Eglises d'Asie

Vive déception de l’Eglise catholique après l’annonce de la relance du nucléaire civil

Publié le 17/11/2016




« Nous sommes tristes et déçus. » C’est par ces mots que l’évêque du diocèse catholique de Balanga a accueilli l’annonce, le 10 novembre dernier, par la présidence Duterte de recourir à l’énergie nucléaire et de relancer la centrale électrique de Morong, dans la province de Bataan, …

… une installation construite dans les années 1970 mais jamais mise en fonctionnement.

« Si cette annonce représente le dernier mot du président, nous sommes tristes et déçus » sont les mots exacts prononcés par Mgr Ruperto Santos, évêque de Balanga, sur le territoire duquel se trouve la centrale. Membre du Conseil permanent de la Conférence des évêques catholiques des Philippines, le prélat réagissait à la volte-face du gouvernement philippin. Le 4 novembre en effet, le président Duterte affirmait que, sous son mandat, aucune centrale nucléaire n’entrerait en fonctionnement dans le pays, mais, le 10 novembre, son ministre de l’Energie, Alfonso Cusi, surprenait tout le monde en déclarant que l’énergie nucléaire était « une option possible pour les Philippines ». Le ministre précisait que l’exécutif avait donné le coup d’envoi à la réactivation de la centrale de Bataan, tout en promettant que « les mesures de sécurité les plus strictes [seraient] respectées ».

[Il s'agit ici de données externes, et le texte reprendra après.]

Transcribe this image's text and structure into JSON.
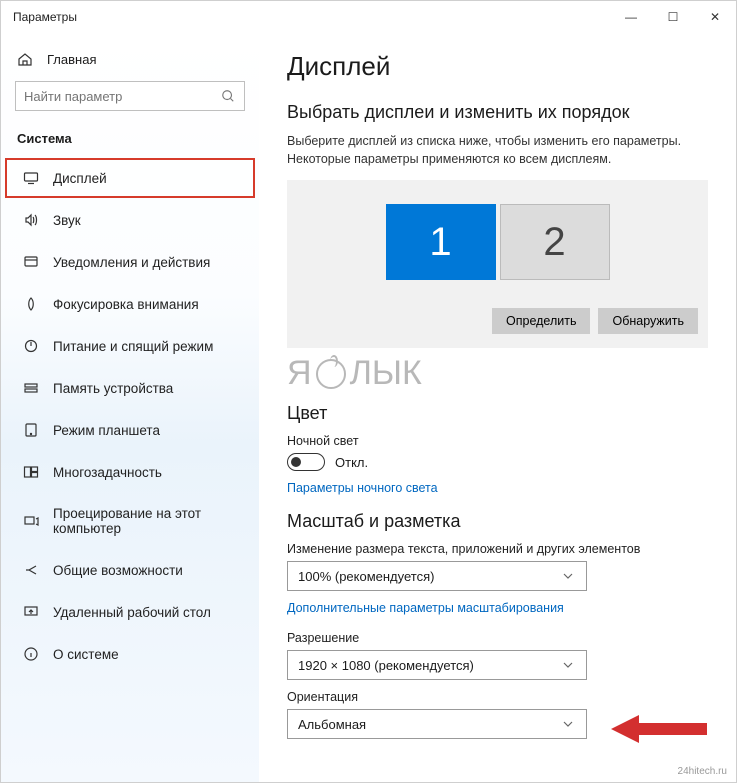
{
  "window": {
    "title": "Параметры"
  },
  "titlebar_buttons": {
    "min": "—",
    "max": "☐",
    "close": "✕"
  },
  "sidebar": {
    "home": "Главная",
    "search_placeholder": "Найти параметр",
    "section": "Система",
    "items": [
      {
        "label": "Дисплей",
        "icon": "display-icon",
        "active": true
      },
      {
        "label": "Звук",
        "icon": "sound-icon"
      },
      {
        "label": "Уведомления и действия",
        "icon": "notifications-icon"
      },
      {
        "label": "Фокусировка внимания",
        "icon": "focus-icon"
      },
      {
        "label": "Питание и спящий режим",
        "icon": "power-icon"
      },
      {
        "label": "Память устройства",
        "icon": "storage-icon"
      },
      {
        "label": "Режим планшета",
        "icon": "tablet-icon"
      },
      {
        "label": "Многозадачность",
        "icon": "multitask-icon"
      },
      {
        "label": "Проецирование на этот компьютер",
        "icon": "projecting-icon"
      },
      {
        "label": "Общие возможности",
        "icon": "shared-icon"
      },
      {
        "label": "Удаленный рабочий стол",
        "icon": "remote-icon"
      },
      {
        "label": "О системе",
        "icon": "about-icon"
      }
    ]
  },
  "main": {
    "heading": "Дисплей",
    "arrange_heading": "Выбрать дисплеи и изменить их порядок",
    "arrange_text": "Выберите дисплей из списка ниже, чтобы изменить его параметры. Некоторые параметры применяются ко всем дисплеям.",
    "monitor1": "1",
    "monitor2": "2",
    "identify": "Определить",
    "detect": "Обнаружить",
    "watermark": "ЯБЛЫК",
    "color_heading": "Цвет",
    "night_light_label": "Ночной свет",
    "night_light_state": "Откл.",
    "night_link": "Параметры ночного света",
    "scale_heading": "Масштаб и разметка",
    "scale_label": "Изменение размера текста, приложений и других элементов",
    "scale_value": "100% (рекомендуется)",
    "scale_link": "Дополнительные параметры масштабирования",
    "resolution_label": "Разрешение",
    "resolution_value": "1920 × 1080 (рекомендуется)",
    "orientation_label": "Ориентация",
    "orientation_value": "Альбомная"
  },
  "footer": "24hitech.ru"
}
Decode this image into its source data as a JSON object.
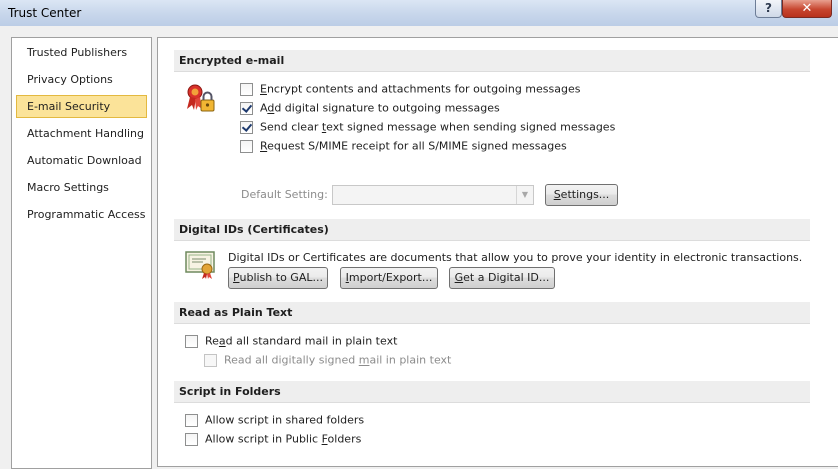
{
  "window": {
    "title": "Trust Center",
    "help_glyph": "?",
    "close_glyph": "✕"
  },
  "sidebar": {
    "items": [
      {
        "label": "Trusted Publishers",
        "selected": false
      },
      {
        "label": "Privacy Options",
        "selected": false
      },
      {
        "label": "E-mail Security",
        "selected": true
      },
      {
        "label": "Attachment Handling",
        "selected": false
      },
      {
        "label": "Automatic Download",
        "selected": false
      },
      {
        "label": "Macro Settings",
        "selected": false
      },
      {
        "label": "Programmatic Access",
        "selected": false
      }
    ]
  },
  "encrypted": {
    "header": "Encrypted e-mail",
    "icon": "certificate-lock-icon",
    "options": [
      {
        "pre": "",
        "ul": "E",
        "post": "ncrypt contents and attachments for outgoing messages",
        "checked": false
      },
      {
        "pre": "A",
        "ul": "d",
        "post": "d digital signature to outgoing messages",
        "checked": true
      },
      {
        "pre": "Send clear ",
        "ul": "t",
        "post": "ext signed message when sending signed messages",
        "checked": true
      },
      {
        "pre": "",
        "ul": "R",
        "post": "equest S/MIME receipt for all S/MIME signed messages",
        "checked": false
      }
    ],
    "default_setting_label": "Default Setting:",
    "default_setting_value": "",
    "settings_button": {
      "pre": "",
      "ul": "S",
      "post": "ettings..."
    }
  },
  "digital_ids": {
    "header": "Digital IDs (Certificates)",
    "icon": "certificate-icon",
    "description": "Digital IDs or Certificates are documents that allow you to prove your identity in electronic transactions.",
    "buttons": [
      {
        "pre": "",
        "ul": "P",
        "post": "ublish to GAL..."
      },
      {
        "pre": "",
        "ul": "I",
        "post": "mport/Export..."
      },
      {
        "pre": "",
        "ul": "G",
        "post": "et a Digital ID..."
      }
    ]
  },
  "plain_text": {
    "header": "Read as Plain Text",
    "options": [
      {
        "pre": "Re",
        "ul": "a",
        "post": "d all standard mail in plain text",
        "checked": false,
        "disabled": false
      },
      {
        "pre": "Read all digitally signed ",
        "ul": "m",
        "post": "ail in plain text",
        "checked": false,
        "disabled": true
      }
    ]
  },
  "script_folders": {
    "header": "Script in Folders",
    "options": [
      {
        "pre": "Allow script in shared folders",
        "ul": "",
        "post": "",
        "checked": false
      },
      {
        "pre": "Allow script in Public ",
        "ul": "F",
        "post": "olders",
        "checked": false
      }
    ]
  }
}
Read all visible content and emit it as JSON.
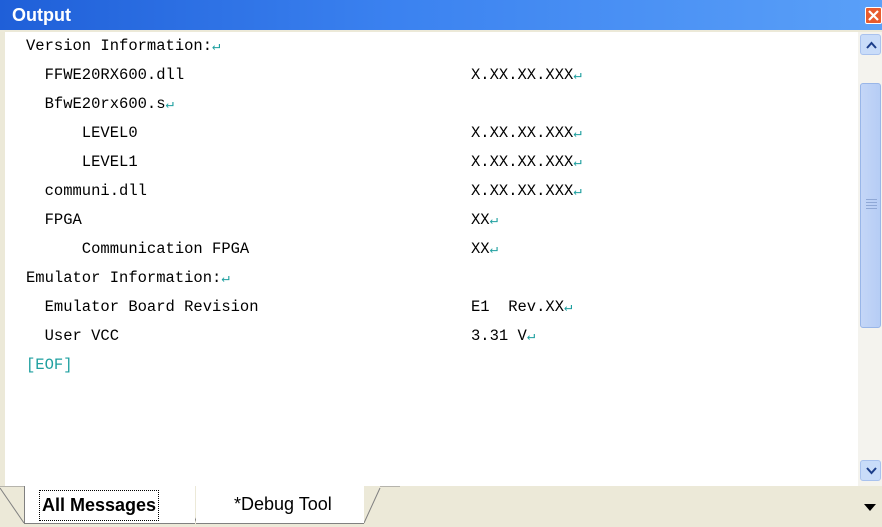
{
  "window": {
    "title": "Output"
  },
  "output": {
    "lines": [
      {
        "label": "Version Information:",
        "value": "",
        "eol": true
      },
      {
        "label": "  FFWE20RX600.dll",
        "value": "X.XX.XX.XXX",
        "eol": true
      },
      {
        "label": "  BfwE20rx600.s",
        "value": "",
        "eol": true
      },
      {
        "label": "      LEVEL0",
        "value": "X.XX.XX.XXX",
        "eol": true
      },
      {
        "label": "      LEVEL1",
        "value": "X.XX.XX.XXX",
        "eol": true
      },
      {
        "label": "  communi.dll",
        "value": "X.XX.XX.XXX",
        "eol": true
      },
      {
        "label": "  FPGA",
        "value": "XX",
        "eol": true
      },
      {
        "label": "      Communication FPGA",
        "value": "XX",
        "eol": true
      },
      {
        "label": "Emulator Information:",
        "value": "",
        "eol": true
      },
      {
        "label": "  Emulator Board Revision",
        "value": "E1  Rev.XX",
        "eol": true
      },
      {
        "label": "  User VCC",
        "value": "3.31 V",
        "eol": true
      },
      {
        "label": "[EOF]",
        "value": "",
        "eol": false
      }
    ]
  },
  "tabs": [
    {
      "label": "All Messages",
      "active": true
    },
    {
      "label": "*Debug Tool",
      "active": false
    }
  ],
  "icons": {
    "close": "close-icon",
    "scroll_up": "arrow-up-icon",
    "scroll_down": "arrow-down-icon",
    "tab_menu": "chevron-down-icon"
  },
  "colors": {
    "title_bar": "#3b82f0",
    "eol_marker": "#1fa0a0"
  }
}
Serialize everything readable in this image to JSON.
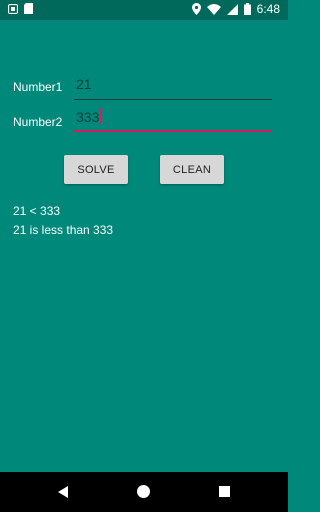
{
  "status_bar": {
    "time": "6:48",
    "icons": [
      "notification-icon",
      "sd-card-icon",
      "location-icon",
      "wifi-icon",
      "signal-icon",
      "battery-icon"
    ]
  },
  "form": {
    "number1_label": "Number1",
    "number1_value": "21",
    "number2_label": "Number2",
    "number2_value": "333"
  },
  "buttons": {
    "solve": "SOLVE",
    "clean": "CLEAN"
  },
  "results": {
    "line1": "21 < 333",
    "line2": "21 is less than 333"
  },
  "nav_bar": {
    "icons": [
      "back-icon",
      "home-icon",
      "recents-icon"
    ]
  },
  "colors": {
    "background": "#00897b",
    "status_bar": "#00695c",
    "accent": "#d81b60",
    "button": "#d7d7d7"
  }
}
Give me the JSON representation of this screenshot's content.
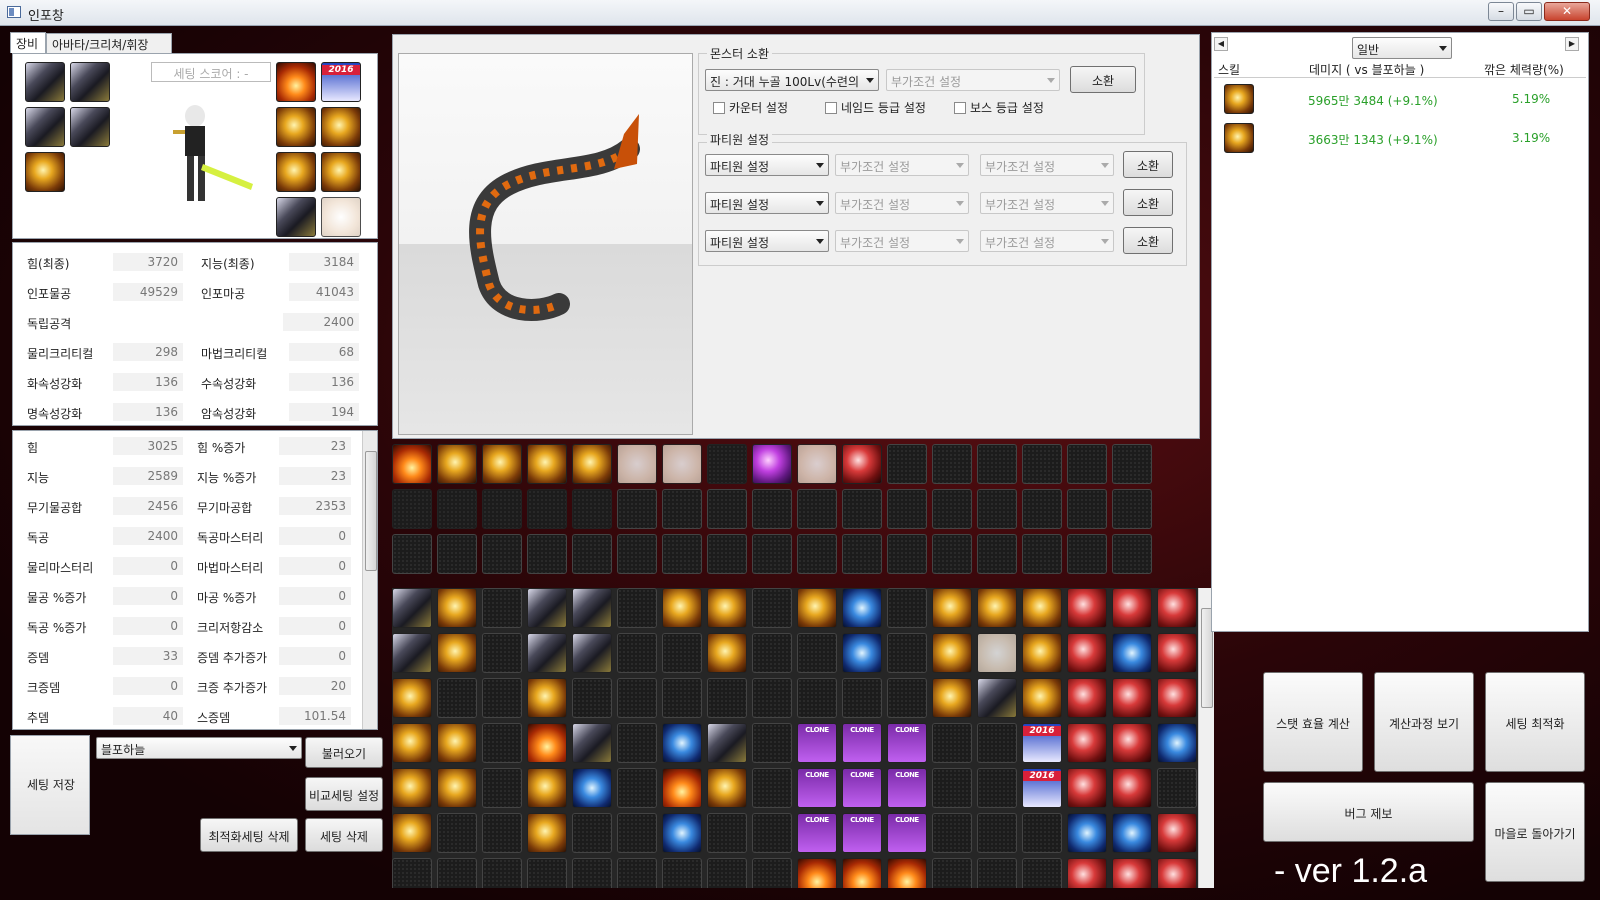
{
  "window": {
    "title": "인포창",
    "min": "–",
    "max": "▭",
    "close": "✕"
  },
  "tabs": [
    "장비",
    "아바타/크리쳐/휘장"
  ],
  "equipment": {
    "score_placeholder": "세팅 스코어 : -",
    "left_slots": [
      "armor",
      "armor",
      "armor",
      "armor",
      "boots"
    ],
    "right_slots": [
      "weapon",
      "2016",
      "bracelet",
      "accessory",
      "ring",
      "ring",
      "ring",
      "scroll"
    ]
  },
  "stats_top": [
    {
      "l1": "힘(최종)",
      "v1": "3720",
      "l2": "지능(최종)",
      "v2": "3184"
    },
    {
      "l1": "인포물공",
      "v1": "49529",
      "l2": "인포마공",
      "v2": "41043"
    },
    {
      "l1": "독립공격",
      "v1": "",
      "l2": "",
      "v2": "2400"
    },
    {
      "l1": "물리크리티컬",
      "v1": "298",
      "l2": "마법크리티컬",
      "v2": "68"
    },
    {
      "l1": "화속성강화",
      "v1": "136",
      "l2": "수속성강화",
      "v2": "136"
    },
    {
      "l1": "명속성강화",
      "v1": "136",
      "l2": "암속성강화",
      "v2": "194"
    }
  ],
  "stats_bottom": [
    {
      "l1": "힘",
      "v1": "3025",
      "l2": "힘 %증가",
      "v2": "23"
    },
    {
      "l1": "지능",
      "v1": "2589",
      "l2": "지능 %증가",
      "v2": "23"
    },
    {
      "l1": "무기물공합",
      "v1": "2456",
      "l2": "무기마공합",
      "v2": "2353"
    },
    {
      "l1": "독공",
      "v1": "2400",
      "l2": "독공마스터리",
      "v2": "0"
    },
    {
      "l1": "물리마스터리",
      "v1": "0",
      "l2": "마법마스터리",
      "v2": "0"
    },
    {
      "l1": "물공 %증가",
      "v1": "0",
      "l2": "마공 %증가",
      "v2": "0"
    },
    {
      "l1": "독공 %증가",
      "v1": "0",
      "l2": "크리저항감소",
      "v2": "0"
    },
    {
      "l1": "증뎀",
      "v1": "33",
      "l2": "증뎀 추가증가",
      "v2": "0"
    },
    {
      "l1": "크증뎀",
      "v1": "0",
      "l2": "크증 추가증가",
      "v2": "20"
    },
    {
      "l1": "추뎀",
      "v1": "40",
      "l2": "스증뎀",
      "v2": "101.54"
    }
  ],
  "bottom_left": {
    "save": "세팅 저장",
    "setting_combo": "블포하늘",
    "load": "불러오기",
    "compare": "비교세팅 설정",
    "delete_opt": "최적화세팅 삭제",
    "delete": "세팅 삭제"
  },
  "monster": {
    "group_label": "몬스터 소환",
    "select": "진 : 거대 누골 100Lv(수련의",
    "cond": "부가조건 설정",
    "summon": "소환",
    "checks": [
      "카운터 설정",
      "네임드 등급 설정",
      "보스 등급 설정"
    ]
  },
  "party": {
    "group_label": "파티원 설정",
    "rows": [
      {
        "member": "파티원 설정",
        "c1": "부가조건 설정",
        "c2": "부가조건 설정",
        "btn": "소환"
      },
      {
        "member": "파티원 설정",
        "c1": "부가조건 설정",
        "c2": "부가조건 설정",
        "btn": "소환"
      },
      {
        "member": "파티원 설정",
        "c1": "부가조건 설정",
        "c2": "부가조건 설정",
        "btn": "소환"
      }
    ]
  },
  "buff_row1": [
    "fire",
    "gold",
    "gold",
    "gold",
    "gold",
    "pale",
    "pale",
    "dark",
    "purple",
    "pale",
    "red"
  ],
  "inventory_grid_labels": {
    "clone": "CLONE",
    "year": "2016"
  },
  "results": {
    "mode": "일반",
    "headers": [
      "스킬",
      "데미지 ( vs 블포하늘 )",
      "깎은 체력량(%)"
    ],
    "rows": [
      {
        "damage": "5965만 3484 (+9.1%)",
        "pct": "5.19%"
      },
      {
        "damage": "3663만 1343 (+9.1%)",
        "pct": "3.19%"
      }
    ]
  },
  "actions": {
    "stat_eff": "스탯 효율 계산",
    "process": "계산과정 보기",
    "optimize": "세팅 최적화",
    "bug": "버그 제보",
    "town": "마을로 돌아가기"
  },
  "version": "- ver 1.2.a"
}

« Notre position n’a pas changé »

« Notre position n’a pas changé : [la centrale de Bataan] est dangereuse et lourde de menaces pour la santé publique. Elle portera mort et destruction. Il faut rappeler que la centrale a été bâtie sur une zone où se situe un volcan en activité », a affirmé Mgr Santos dans un communiqué daté du 14 novembre. L’Eglise invite le gouvernement à « prendre en considération la vie et l’avenir de notre peuple et de l’environnement plutôt que le profit et les avantages matériels », a encore affirmé l’évêque, qui avait, quelques jours plus tôt, félicité publiquement le président Duterte pour son renoncement au nucléaire. Mgr Santos a enfin ajouté que la mise à jour de la centrale, d’un coût annoncé d’un milliard de dollars, ne ferait qu’alimenter la corruption, « comme cela avait déjà été le cas lors de sa construction ». Selon différentes enquêtes, Ferdinand Marcos (au pouvoir de 1965 à 1986) aurait touché 80 millions de dollars de pot-de-vin à l’occasion de la construction de la centrale.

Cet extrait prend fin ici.